It is noteworthy that during Operation Deliberate Force in Bosnia in 1995, air combat commander Major General Michael Ryan (later U.S. Air Force chief of staff) decided to prohibit the use of cluster bombs, in recognition of the inherent danger to civilians. “The problem was that the fragmentation pattern was too large to sufficiently limit collateral damage and there was also the further problem of potential unexploded ordnance,” says one Air Force-sponsored study. During Operation Allied Force in Yugoslavia in 1999, the White House prohibited further use of CBU-87s until technical adjustments could be made, after a cluster bomb malfunction on May 7 killed many civilians.
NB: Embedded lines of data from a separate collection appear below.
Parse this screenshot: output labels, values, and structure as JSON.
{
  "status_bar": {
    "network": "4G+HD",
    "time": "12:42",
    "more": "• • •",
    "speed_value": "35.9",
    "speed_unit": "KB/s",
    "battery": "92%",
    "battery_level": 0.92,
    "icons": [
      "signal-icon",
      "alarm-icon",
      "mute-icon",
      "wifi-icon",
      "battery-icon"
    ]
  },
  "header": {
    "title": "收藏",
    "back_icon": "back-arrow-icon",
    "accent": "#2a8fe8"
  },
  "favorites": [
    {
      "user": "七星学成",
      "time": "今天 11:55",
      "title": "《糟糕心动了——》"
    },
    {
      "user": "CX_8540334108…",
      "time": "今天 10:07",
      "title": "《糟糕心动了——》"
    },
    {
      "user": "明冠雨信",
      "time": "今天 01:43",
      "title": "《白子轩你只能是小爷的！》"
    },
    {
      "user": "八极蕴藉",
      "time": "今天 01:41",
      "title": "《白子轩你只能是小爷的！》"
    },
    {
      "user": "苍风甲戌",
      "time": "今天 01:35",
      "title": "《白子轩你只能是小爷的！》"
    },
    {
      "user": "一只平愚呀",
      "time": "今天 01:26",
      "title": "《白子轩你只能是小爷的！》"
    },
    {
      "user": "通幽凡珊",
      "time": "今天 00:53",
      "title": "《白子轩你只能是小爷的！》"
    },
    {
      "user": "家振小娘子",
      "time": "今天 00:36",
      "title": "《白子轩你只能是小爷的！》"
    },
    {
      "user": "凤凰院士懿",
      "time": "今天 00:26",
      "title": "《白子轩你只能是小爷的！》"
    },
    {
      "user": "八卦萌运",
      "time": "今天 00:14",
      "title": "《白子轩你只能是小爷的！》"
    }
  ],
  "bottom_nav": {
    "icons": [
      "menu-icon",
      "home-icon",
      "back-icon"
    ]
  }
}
Afghanistan is already one of the countries most severely affected by landmines and unexploded ordnance (UXO). Prior to October 7, 2001, the known contaminated area was estimated at 724 million square meters, including 344 million square meters classified as high priority land for clearance. From 1990 through 2000, more than 225,000 landmines and 1.3 million pieces of unexploded ordnance (including submunition duds) were detected and destroyed. The Taliban and the United Front (Northern Alliance) have used surface-delivered cluster munitions, fired from BM-21 122mm multiple rocket launchers.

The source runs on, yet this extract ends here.